Itoh et al. (1999) reported a pair of female monozygotic twin infants who had generalized loss of pain sensation without impairment of other sensory modalities or diaphoretic function. Sural nerve biopsy showed that the number of small myelinated fibers was reduced and that of unmyelinated fibers was normal or mildly reduced. The authors suggested a diagnosis of HSAN5.

Karkashan et al. (2002) reported 2 sibs from Saudi Arabia with congenital insensitivity to pain. Three additional members of related families who could be traced back to the same grandfather were also affected. All patients had normal intelligence, normal sweating, and normal appreciation of other sensory modalities. All had painless injuries resulting in cuts, bruises, and fractures.

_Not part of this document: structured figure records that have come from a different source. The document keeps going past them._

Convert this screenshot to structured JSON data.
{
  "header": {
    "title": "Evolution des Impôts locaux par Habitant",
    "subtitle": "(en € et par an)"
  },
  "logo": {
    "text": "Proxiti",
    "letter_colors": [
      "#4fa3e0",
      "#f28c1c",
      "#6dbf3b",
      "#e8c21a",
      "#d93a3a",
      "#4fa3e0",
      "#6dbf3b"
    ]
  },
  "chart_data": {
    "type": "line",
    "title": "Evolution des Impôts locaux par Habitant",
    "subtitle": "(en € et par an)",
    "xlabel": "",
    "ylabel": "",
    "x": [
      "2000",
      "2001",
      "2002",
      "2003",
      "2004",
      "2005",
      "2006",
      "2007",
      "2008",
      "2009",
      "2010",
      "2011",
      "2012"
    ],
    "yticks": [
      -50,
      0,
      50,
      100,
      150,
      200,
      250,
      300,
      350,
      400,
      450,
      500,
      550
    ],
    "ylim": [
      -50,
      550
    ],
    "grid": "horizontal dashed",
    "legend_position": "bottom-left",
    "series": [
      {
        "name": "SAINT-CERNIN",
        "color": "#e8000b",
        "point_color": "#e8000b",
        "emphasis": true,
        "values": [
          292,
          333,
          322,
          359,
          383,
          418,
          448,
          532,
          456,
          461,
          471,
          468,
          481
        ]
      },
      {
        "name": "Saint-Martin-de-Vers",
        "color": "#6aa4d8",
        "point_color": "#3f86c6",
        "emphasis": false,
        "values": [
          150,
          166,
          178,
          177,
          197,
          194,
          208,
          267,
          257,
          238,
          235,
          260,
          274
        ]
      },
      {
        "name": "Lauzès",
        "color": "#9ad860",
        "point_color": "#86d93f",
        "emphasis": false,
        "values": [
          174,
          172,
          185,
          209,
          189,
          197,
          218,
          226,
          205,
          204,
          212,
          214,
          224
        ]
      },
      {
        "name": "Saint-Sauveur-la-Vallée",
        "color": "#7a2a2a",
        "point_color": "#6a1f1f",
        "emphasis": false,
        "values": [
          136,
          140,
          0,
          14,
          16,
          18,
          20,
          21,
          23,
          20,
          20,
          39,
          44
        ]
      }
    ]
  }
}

Einarsdottir et al. (2004) described a large multigenerational consanguineous family from northern Sweden suffering from loss of pain perception but with most other neurologic functions intact. The patients suffered from a severe loss of deep pain perception that prevented them from feeling pain from bone fractures and joints; heat perception was also impaired. Decreased deep pain perception led to destroyed joints (Charcot joints) in childhood. Most other neurologic functions including sweating and mental abilities were intact. A number of additional family members suffered from a less severe phenotype presenting as joint problems mostly in the feet and knees and resulting in Charcot joints later in life. Neurophysiologic and neuropathologic findings showed that the patients in this family suffered from a peripheral neuropathy with a severe reduction of unmyelinated nerve fibers and a moderate loss of thin myelinated nerve fibers. Einarsdottir et al. (2004) classified the neuropathy in this family as HSAN5, which is characterized by loss of pain perception, impaired temperature sensitivity, ulcers, and in some cases self-mutilation, and in which the autonomic involvement is variable (Hilz, 2002).

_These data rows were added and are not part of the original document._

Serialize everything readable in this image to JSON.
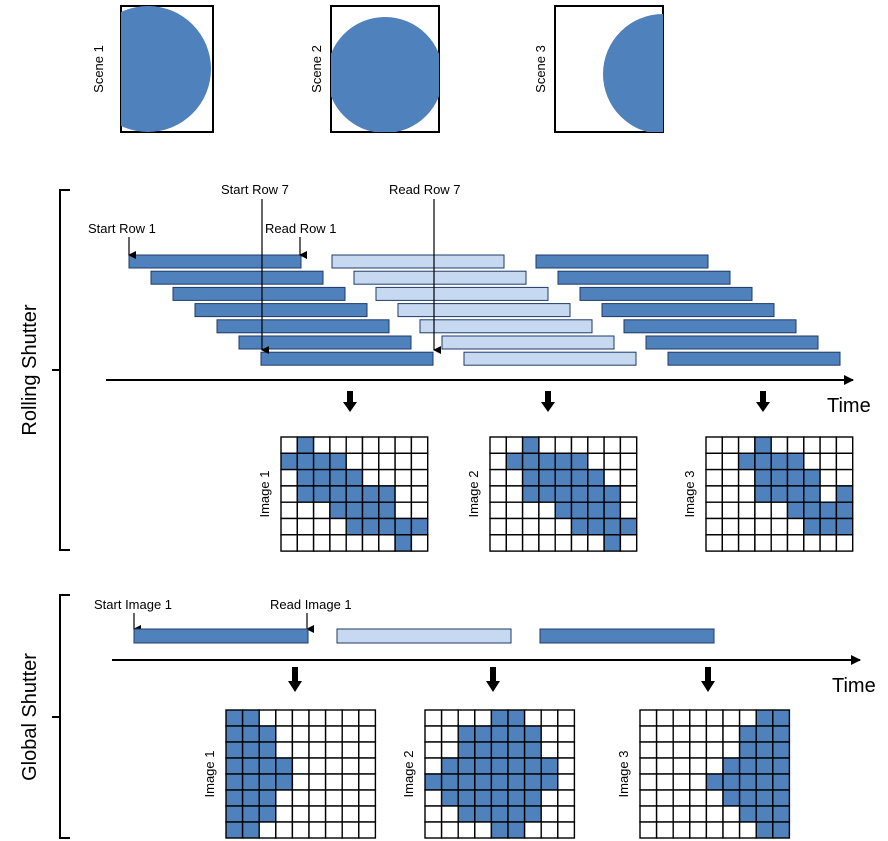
{
  "colors": {
    "dark_blue": "#4f81bd",
    "light_blue": "#c6d9f1",
    "outline": "#1f3a66",
    "grid_line": "#000000"
  },
  "scenes": [
    {
      "label": "Scene 1",
      "shape": "half-disk-left"
    },
    {
      "label": "Scene 2",
      "shape": "full-disk"
    },
    {
      "label": "Scene 3",
      "shape": "half-disk-right"
    }
  ],
  "rolling": {
    "section_label": "Rolling Shutter",
    "time_label": "Time",
    "annotations": {
      "start_row_1": "Start Row 1",
      "read_row_1": "Read Row 1",
      "start_row_7": "Start Row 7",
      "read_row_7": "Read Row 7"
    },
    "groups": [
      {
        "name": "group-1",
        "color": "dark_blue"
      },
      {
        "name": "group-2",
        "color": "light_blue"
      },
      {
        "name": "group-3",
        "color": "dark_blue"
      }
    ],
    "images": [
      {
        "label": "Image 1",
        "cols": 9,
        "rows": 7,
        "filled": [
          [
            0,
            1,
            0,
            0,
            0,
            0,
            0,
            0,
            0
          ],
          [
            1,
            1,
            1,
            1,
            0,
            0,
            0,
            0,
            0
          ],
          [
            0,
            1,
            1,
            1,
            1,
            0,
            0,
            0,
            0
          ],
          [
            0,
            1,
            1,
            1,
            1,
            1,
            1,
            0,
            0
          ],
          [
            0,
            0,
            0,
            1,
            1,
            1,
            1,
            0,
            0
          ],
          [
            0,
            0,
            0,
            0,
            1,
            1,
            1,
            1,
            1
          ],
          [
            0,
            0,
            0,
            0,
            0,
            0,
            0,
            1,
            0
          ]
        ]
      },
      {
        "label": "Image 2",
        "cols": 9,
        "rows": 7,
        "filled": [
          [
            0,
            0,
            1,
            0,
            0,
            0,
            0,
            0,
            0
          ],
          [
            0,
            1,
            1,
            1,
            1,
            1,
            0,
            0,
            0
          ],
          [
            0,
            0,
            1,
            1,
            1,
            1,
            1,
            0,
            0
          ],
          [
            0,
            0,
            1,
            1,
            1,
            1,
            1,
            1,
            0
          ],
          [
            0,
            0,
            0,
            0,
            1,
            1,
            1,
            1,
            0
          ],
          [
            0,
            0,
            0,
            0,
            0,
            1,
            1,
            1,
            1
          ],
          [
            0,
            0,
            0,
            0,
            0,
            0,
            0,
            1,
            0
          ]
        ]
      },
      {
        "label": "Image 3",
        "cols": 9,
        "rows": 7,
        "filled": [
          [
            0,
            0,
            0,
            1,
            0,
            0,
            0,
            0,
            0
          ],
          [
            0,
            0,
            1,
            1,
            1,
            1,
            0,
            0,
            0
          ],
          [
            0,
            0,
            0,
            1,
            1,
            1,
            1,
            0,
            0
          ],
          [
            0,
            0,
            0,
            1,
            1,
            1,
            1,
            0,
            1
          ],
          [
            0,
            0,
            0,
            0,
            0,
            1,
            1,
            1,
            1
          ],
          [
            0,
            0,
            0,
            0,
            0,
            0,
            1,
            1,
            1
          ],
          [
            0,
            0,
            0,
            0,
            0,
            0,
            0,
            0,
            0
          ]
        ]
      }
    ]
  },
  "global": {
    "section_label": "Global Shutter",
    "time_label": "Time",
    "annotations": {
      "start_image_1": "Start Image 1",
      "read_image_1": "Read Image 1"
    },
    "bars": [
      {
        "name": "exposure-1",
        "color": "dark_blue"
      },
      {
        "name": "exposure-2",
        "color": "light_blue"
      },
      {
        "name": "exposure-3",
        "color": "dark_blue"
      }
    ],
    "images": [
      {
        "label": "Image 1",
        "cols": 9,
        "rows": 8,
        "filled": [
          [
            1,
            1,
            0,
            0,
            0,
            0,
            0,
            0,
            0
          ],
          [
            1,
            1,
            1,
            0,
            0,
            0,
            0,
            0,
            0
          ],
          [
            1,
            1,
            1,
            0,
            0,
            0,
            0,
            0,
            0
          ],
          [
            1,
            1,
            1,
            1,
            0,
            0,
            0,
            0,
            0
          ],
          [
            1,
            1,
            1,
            1,
            0,
            0,
            0,
            0,
            0
          ],
          [
            1,
            1,
            1,
            0,
            0,
            0,
            0,
            0,
            0
          ],
          [
            1,
            1,
            1,
            0,
            0,
            0,
            0,
            0,
            0
          ],
          [
            1,
            1,
            0,
            0,
            0,
            0,
            0,
            0,
            0
          ]
        ]
      },
      {
        "label": "Image 2",
        "cols": 9,
        "rows": 8,
        "filled": [
          [
            0,
            0,
            0,
            0,
            1,
            1,
            0,
            0,
            0
          ],
          [
            0,
            0,
            1,
            1,
            1,
            1,
            1,
            0,
            0
          ],
          [
            0,
            0,
            1,
            1,
            1,
            1,
            1,
            0,
            0
          ],
          [
            0,
            1,
            1,
            1,
            1,
            1,
            1,
            1,
            0
          ],
          [
            1,
            1,
            1,
            1,
            1,
            1,
            1,
            1,
            0
          ],
          [
            0,
            1,
            1,
            1,
            1,
            1,
            1,
            0,
            0
          ],
          [
            0,
            0,
            1,
            1,
            1,
            1,
            1,
            0,
            0
          ],
          [
            0,
            0,
            0,
            0,
            1,
            1,
            0,
            0,
            0
          ]
        ]
      },
      {
        "label": "Image 3",
        "cols": 9,
        "rows": 8,
        "filled": [
          [
            0,
            0,
            0,
            0,
            0,
            0,
            0,
            1,
            1
          ],
          [
            0,
            0,
            0,
            0,
            0,
            0,
            1,
            1,
            1
          ],
          [
            0,
            0,
            0,
            0,
            0,
            0,
            1,
            1,
            1
          ],
          [
            0,
            0,
            0,
            0,
            0,
            1,
            1,
            1,
            1
          ],
          [
            0,
            0,
            0,
            0,
            1,
            1,
            1,
            1,
            1
          ],
          [
            0,
            0,
            0,
            0,
            0,
            1,
            1,
            1,
            1
          ],
          [
            0,
            0,
            0,
            0,
            0,
            0,
            1,
            1,
            1
          ],
          [
            0,
            0,
            0,
            0,
            0,
            0,
            0,
            1,
            1
          ]
        ]
      }
    ]
  }
}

Carvalho et al. (2011) reported a consanguineous Emirati Bedouin family in which 5 sibs ranging in age from 2 to 12 years had HSAN5 and mild mental retardation. The first medical problem was biting of lips, tongue, and digits without apparent discomfort or pain. None could discriminate heat and cold or detect hot spicy food, and all had anhidrosis. Mild mental retardation was evident by the age of 4 years. With age, all developed a prematurely aged appearance, with malar hypoplasia, sunken eyes, and loss of teeth. All had suffered multiple, painless, injuries of varying severity and showed poor wound healing, which the authors suggested may reflect a mild immunodeficiency. There was a normal response to insect bites, which may serve as a proxy for an intradermal histamine flare test. In a reevaluation of the family reported by Carvalho et al. (2011), Hepburn et al. (2014) noted that patients with HSAN5 also had frequent severe Staphylococcus aureus infections of the skin, teeth, joints, and bone, suggesting a pathogen-specific immune defect.

Mapping

In 3 severely affected members of a large consanguineous family from northern Sweden with HSAN5, Einarsdottir et al. (2004) screened for shared homozygosis regions. They identified an 8.3-Mb region on chromosome 1p13.2-p11.2 shared by the affected members.

Molecular Genetics

Einarsdottir et al. (2004) demonstrated that all 3 severely affected family members of the Swedish family with HSAN5 studied by them were homozygous for a 661C-T transition in the gene encoding nerve growth factor-beta (NGFB; 162030). The mutation was predicted to result in a substitution of tryptophan for arginine-211 (162030.0001) in a highly conserved region of the protein.

Carvalho et al. (2011) identified a homozygous loss of function mutation in the NGFB gene (162030.0002) in a consanguineous Emirati Bedouin family with HSAN5 and mild mental retardation. The findings expanded the phenotype of HSAN5 to be closer to that of HSAN4, indicating that there is a phenotypic spectrum due to changes in the NGF/TRKA signaling pathway.